Due to the relatively larger size of the molecule, the protective film of the inhibitor covers the entire surface of the metal. It results in a barrier formed between the Al and acid medium. This is largely attributed to the bulky size and the large number of –OH groups of components of TCE, which are covering the metal surface thus reducing the corrosion reaction.

Conclusions

In this investigation, PDP and RSM techniques were utilized to identify the inhibition efficiency of aluminum as an element of the working factors: temperature, the concentration of TCE inhibitor, and concentration of H3PO4.

  • The inhibition efficiency of TCE increased with an increase in the concentrations of the inhibitors, and decreased with an increase in temperature as well as with an increase in concentrations of H3PO4.

  • Langmuir adsorption isotherm was followed and the adsorption of TCE was physisorption.
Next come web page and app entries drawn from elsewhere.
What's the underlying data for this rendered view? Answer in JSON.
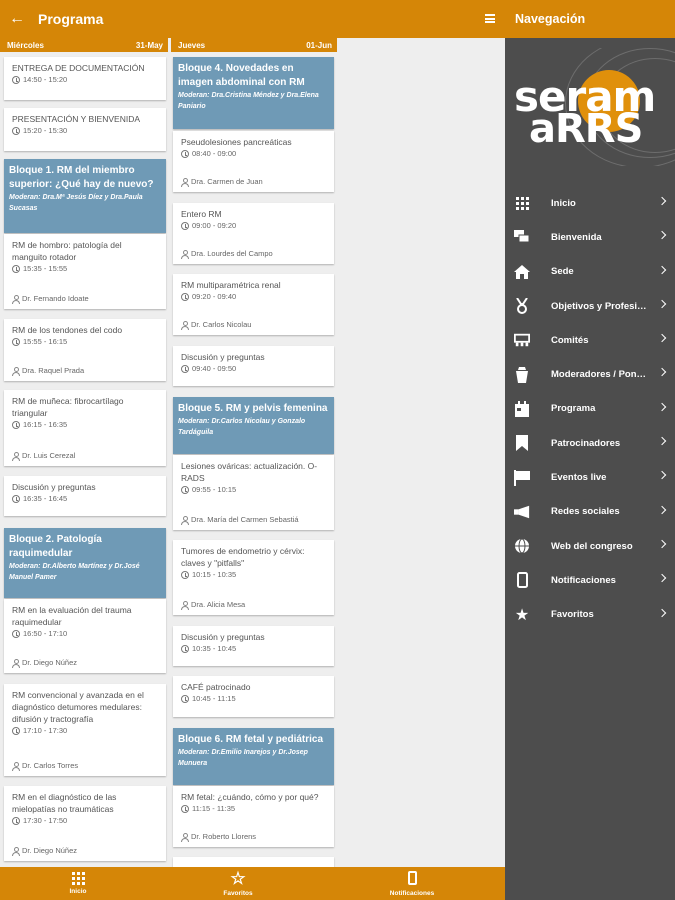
{
  "header": {
    "back_icon": "arrow-left-icon",
    "title": "Programa",
    "menu_icon": "menu-icon"
  },
  "days": [
    {
      "name": "Miércoles",
      "date": "31-May"
    },
    {
      "name": "Jueves",
      "date": "01-Jun"
    }
  ],
  "col1": {
    "items": [
      {
        "title": "ENTREGA DE DOCUMENTACIÓN",
        "time": "14:50 - 15:20"
      },
      {
        "title": "PRESENTACIÓN Y BIENVENIDA",
        "time": "15:20 - 15:30"
      },
      {
        "block_title": "Bloque 1. RM del miembro superior: ¿Qué hay de nuevo?",
        "block_mod": "Moderan: Dra.Mª Jesús Díez y Dra.Paula Sucasas"
      },
      {
        "title": "RM de hombro: patología del manguito rotador",
        "time": "15:35 - 15:55",
        "speaker": "Dr. Fernando Idoate"
      },
      {
        "title": "RM de los tendones del codo",
        "time": "15:55 - 16:15",
        "speaker": "Dra. Raquel Prada"
      },
      {
        "title": "RM de muñeca: fibrocartílago triangular",
        "time": "16:15 - 16:35",
        "speaker": "Dr. Luis Cerezal"
      },
      {
        "title": "Discusión y preguntas",
        "time": "16:35 - 16:45"
      },
      {
        "block_title": "Bloque 2. Patología raquimedular",
        "block_mod": "Moderan: Dr.Alberto Martínez y Dr.José Manuel Pamer"
      },
      {
        "title": "RM en la evaluación del trauma raquimedular",
        "time": "16:50 - 17:10",
        "speaker": "Dr. Diego Núñez"
      },
      {
        "title": "RM convencional y avanzada en el diagnóstico detumores medulares: difusión y tractografía",
        "time": "17:10 - 17:30",
        "speaker": "Dr. Carlos Torres"
      },
      {
        "title": "RM en el diagnóstico de las mielopatías no traumáticas",
        "time": "17:30 - 17:50",
        "speaker": "Dr. Diego Núñez"
      }
    ]
  },
  "col2": {
    "items": [
      {
        "block_title": "Bloque 4. Novedades en imagen abdominal con RM",
        "block_mod": "Moderan: Dra.Cristina Méndez y Dra.Elena Paniario"
      },
      {
        "title": "Pseudolesiones pancreáticas",
        "time": "08:40 - 09:00",
        "speaker": "Dra. Carmen de Juan"
      },
      {
        "title": "Entero RM",
        "time": "09:00 - 09:20",
        "speaker": "Dra. Lourdes del Campo"
      },
      {
        "title": "RM multiparamétrica renal",
        "time": "09:20 - 09:40",
        "speaker": "Dr. Carlos Nicolau"
      },
      {
        "title": "Discusión y preguntas",
        "time": "09:40 - 09:50"
      },
      {
        "block_title": "Bloque 5. RM y pelvis femenina",
        "block_mod": "Moderan: Dr.Carlos Nicolau y Gonzalo Tardáguila"
      },
      {
        "title": "Lesiones ováricas: actualización. O-RADS",
        "time": "09:55 - 10:15",
        "speaker": "Dra. María del Carmen Sebastiá"
      },
      {
        "title": "Tumores de endometrio y cérvix: claves y \"pitfalls\"",
        "time": "10:15 - 10:35",
        "speaker": "Dra. Alicia Mesa"
      },
      {
        "title": "Discusión y preguntas",
        "time": "10:35 - 10:45"
      },
      {
        "title": "CAFÉ patrocinado",
        "time": "10:45 - 11:15"
      },
      {
        "block_title": "Bloque 6. RM fetal y pediátrica",
        "block_mod": "Moderan: Dr.Emilio Inarejos y Dr.Josep Munuera"
      },
      {
        "title": "RM fetal: ¿cuándo, cómo y por qué?",
        "time": "11:15 - 11:35",
        "speaker": "Dr. Roberto Llorens"
      }
    ]
  },
  "bottom_nav": [
    {
      "label": "Inicio",
      "icon": "grid-icon"
    },
    {
      "label": "Favoritos",
      "icon": "star-icon"
    },
    {
      "label": "Notificaciones",
      "icon": "phone-icon"
    }
  ],
  "drawer": {
    "title": "Navegación",
    "logo_line1": "seram",
    "logo_line2": "aRRS",
    "items": [
      {
        "label": "Inicio",
        "icon": "grid-icon"
      },
      {
        "label": "Bienvenida",
        "icon": "chat-icon"
      },
      {
        "label": "Sede",
        "icon": "home-icon"
      },
      {
        "label": "Objetivos y Profesi…",
        "icon": "medal-icon"
      },
      {
        "label": "Comités",
        "icon": "committee-icon"
      },
      {
        "label": "Moderadores / Pon…",
        "icon": "bucket-icon"
      },
      {
        "label": "Programa",
        "icon": "calendar-icon"
      },
      {
        "label": "Patrocinadores",
        "icon": "bookmark-icon"
      },
      {
        "label": "Eventos live",
        "icon": "flag-icon"
      },
      {
        "label": "Redes sociales",
        "icon": "megaphone-icon"
      },
      {
        "label": "Web del congreso",
        "icon": "globe-icon"
      },
      {
        "label": "Notificaciones",
        "icon": "phone-icon"
      },
      {
        "label": "Favoritos",
        "icon": "star-half-icon"
      }
    ]
  },
  "colors": {
    "accent": "#d58607",
    "block": "#6f9ab6",
    "drawer_bg": "#4d4d4d"
  }
}
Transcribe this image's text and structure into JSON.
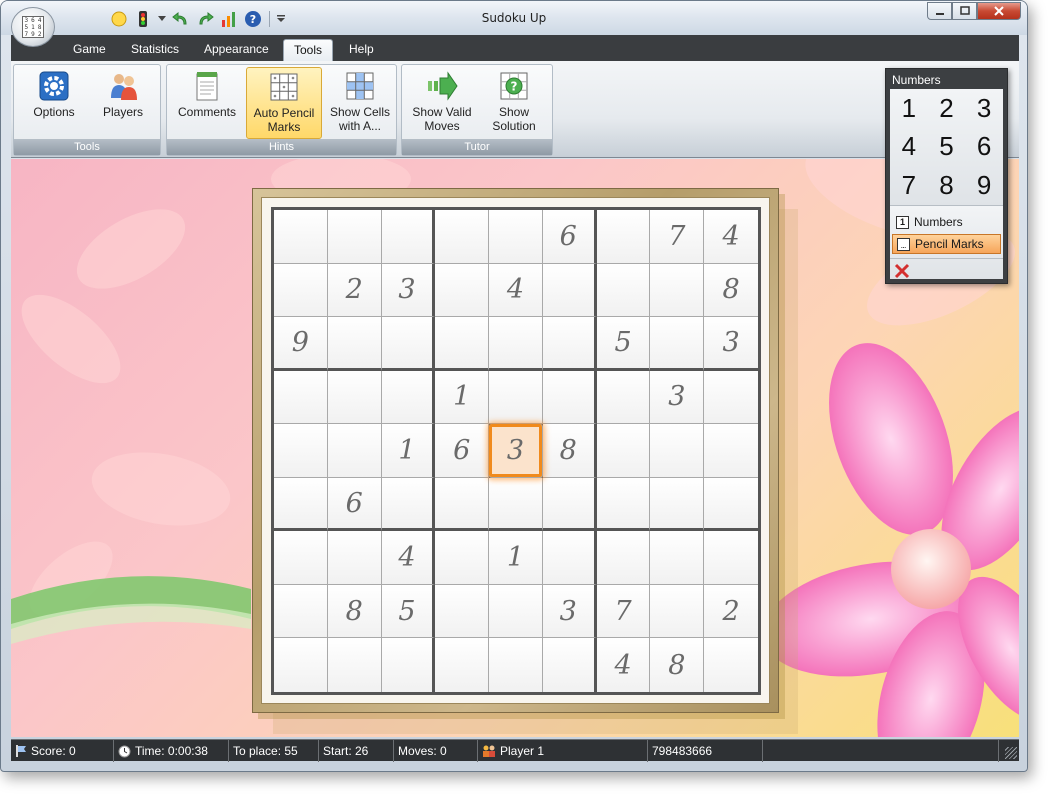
{
  "window": {
    "title": "Sudoku Up"
  },
  "quick_access": {
    "icons": [
      "hint-bulb-icon",
      "traffic-light-icon",
      "dropdown-arrow-icon",
      "undo-icon",
      "redo-icon",
      "statistics-chart-icon",
      "help-icon",
      "customize-arrow-icon"
    ]
  },
  "tabs": [
    {
      "label": "Game"
    },
    {
      "label": "Statistics"
    },
    {
      "label": "Appearance"
    },
    {
      "label": "Tools",
      "active": true
    },
    {
      "label": "Help"
    }
  ],
  "ribbon": {
    "groups": [
      {
        "label": "Tools",
        "buttons": [
          {
            "label": "Options",
            "icon": "gear-icon"
          },
          {
            "label": "Players",
            "icon": "players-icon"
          }
        ]
      },
      {
        "label": "Hints",
        "buttons": [
          {
            "label": "Comments",
            "icon": "notepad-icon"
          },
          {
            "label": "Auto Pencil Marks",
            "icon": "pencil-grid-icon",
            "active": true
          },
          {
            "label": "Show Cells with A...",
            "icon": "highlight-grid-icon"
          }
        ]
      },
      {
        "label": "Tutor",
        "buttons": [
          {
            "label": "Show Valid Moves",
            "icon": "arrow-right-icon"
          },
          {
            "label": "Show Solution",
            "icon": "question-grid-icon"
          }
        ]
      }
    ]
  },
  "board": {
    "rows": [
      [
        "",
        "",
        "",
        "",
        "",
        "6",
        "",
        "7",
        "4"
      ],
      [
        "",
        "2",
        "3",
        "",
        "4",
        "",
        "",
        "",
        "8"
      ],
      [
        "9",
        "",
        "",
        "",
        "",
        "",
        "5",
        "",
        "3"
      ],
      [
        "",
        "",
        "",
        "1",
        "",
        "",
        "",
        "3",
        ""
      ],
      [
        "",
        "",
        "1",
        "6",
        "3",
        "8",
        "",
        "",
        ""
      ],
      [
        "",
        "6",
        "",
        "",
        "",
        "",
        "",
        "",
        ""
      ],
      [
        "",
        "",
        "4",
        "",
        "1",
        "",
        "",
        "",
        ""
      ],
      [
        "",
        "8",
        "5",
        "",
        "",
        "3",
        "7",
        "",
        "2"
      ],
      [
        "",
        "",
        "",
        "",
        "",
        "",
        "4",
        "8",
        ""
      ]
    ],
    "selected": {
      "row": 5,
      "col": 5
    }
  },
  "numbers_panel": {
    "title": "Numbers",
    "keys": [
      "1",
      "2",
      "3",
      "4",
      "5",
      "6",
      "7",
      "8",
      "9"
    ],
    "modes": [
      {
        "label": "Numbers",
        "icon": "number-one-icon"
      },
      {
        "label": "Pencil Marks",
        "icon": "pencil-marks-icon",
        "active": true
      }
    ],
    "clear_icon": "clear-x-icon"
  },
  "status": {
    "score": "Score: 0",
    "time": "Time: 0:00:38",
    "to_place": "To place: 55",
    "start": "Start: 26",
    "moves": "Moves: 0",
    "player": "Player 1",
    "game_id": "798483666"
  }
}
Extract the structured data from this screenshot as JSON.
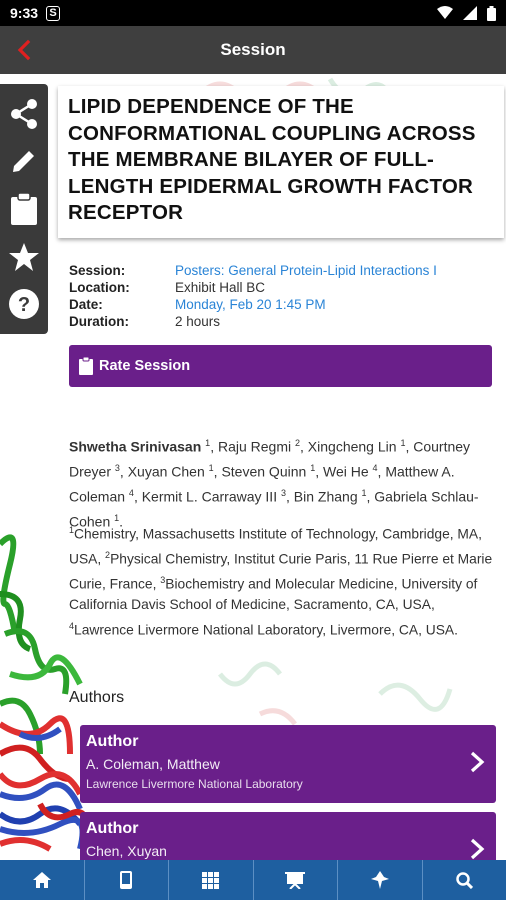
{
  "status_bar": {
    "time": "9:33",
    "app_icon": "S"
  },
  "header": {
    "title": "Session",
    "back_icon": "back-arrow-icon"
  },
  "side_tools": [
    "share-icon",
    "edit-icon",
    "clipboard-icon",
    "star-icon",
    "help-icon"
  ],
  "session": {
    "title": "LIPID DEPENDENCE OF THE CONFORMATIONAL COUPLING ACROSS THE MEMBRANE BILAYER OF FULL-LENGTH EPIDERMAL GROWTH FACTOR RECEPTOR",
    "session_label": "Session:",
    "session_value": "Posters: General Protein-Lipid Interactions I",
    "location_label": "Location:",
    "location_value": "Exhibit Hall BC",
    "date_label": "Date:",
    "date_value": "Monday, Feb 20 1:45 PM",
    "duration_label": "Duration:",
    "duration_value": "2 hours"
  },
  "rate_button": {
    "label": "Rate Session"
  },
  "authors_list": {
    "first_author": "Shwetha Srinivasan",
    "authors": [
      {
        "name": "Shwetha Srinivasan",
        "sup": "1"
      },
      {
        "name": "Raju Regmi",
        "sup": "2"
      },
      {
        "name": "Xingcheng Lin",
        "sup": "1"
      },
      {
        "name": "Courtney Dreyer",
        "sup": "3"
      },
      {
        "name": "Xuyan Chen",
        "sup": "1"
      },
      {
        "name": "Steven Quinn",
        "sup": "1"
      },
      {
        "name": "Wei He",
        "sup": "4"
      },
      {
        "name": "Matthew A. Coleman",
        "sup": "4"
      },
      {
        "name": "Kermit L. Carraway III",
        "sup": "3"
      },
      {
        "name": "Bin Zhang",
        "sup": "1"
      },
      {
        "name": "Gabriela Schlau-Cohen",
        "sup": "1"
      }
    ],
    "affiliations": [
      {
        "sup": "1",
        "text": "Chemistry, Massachusetts Institute of Technology, Cambridge, MA, USA"
      },
      {
        "sup": "2",
        "text": "Physical Chemistry, Institut Curie Paris, 11 Rue Pierre et Marie Curie, France"
      },
      {
        "sup": "3",
        "text": "Biochemistry and Molecular Medicine, University of California Davis School of Medicine, Sacramento, CA, USA"
      },
      {
        "sup": "4",
        "text": "Lawrence Livermore National Laboratory, Livermore, CA, USA."
      }
    ]
  },
  "authors_section": {
    "heading": "Authors",
    "cards": [
      {
        "role": "Author",
        "name": "A. Coleman, Matthew",
        "org": "Lawrence Livermore National Laboratory"
      },
      {
        "role": "Author",
        "name": "Chen, Xuyan",
        "org": ""
      }
    ]
  },
  "bottom_nav": [
    "home-icon",
    "mobile-icon",
    "grid-icon",
    "presentation-icon",
    "map-pin-icon",
    "search-icon"
  ],
  "colors": {
    "accent": "#6a1f8a",
    "nav": "#1e5fa0",
    "app_bar": "#3f3f3f",
    "link": "#2a84d6",
    "back": "#e02020"
  }
}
  • The surface analysis results were complementing the obtained data and justified the adsorption phenomena.

  • Analysis of variance showed that the model was profoundly significant, and temperature and concentration of TCE inhibitor were found to be the two most significant factors with a contribution of 47.89% and 46.85%, affecting the corrosion of Al, thereby increasing the inhibition efficiency.

  • High values of R2 (0.9998) and adjusted-R2 (0.9996) indicated a good correlation between the predicted and experimental values.

  • In boosting the inhibition efficiency, the ideal working conditions were acquired at a temperature of 30 ℃, inhibitor concentration of 500 ppm, and acid concentration of H3PO4 of 0.5 M.

In this way, it is evident that RSM not just gives a critical understanding of the interaction between the variables, yet also helps to identify the optimum parameter setting for the same.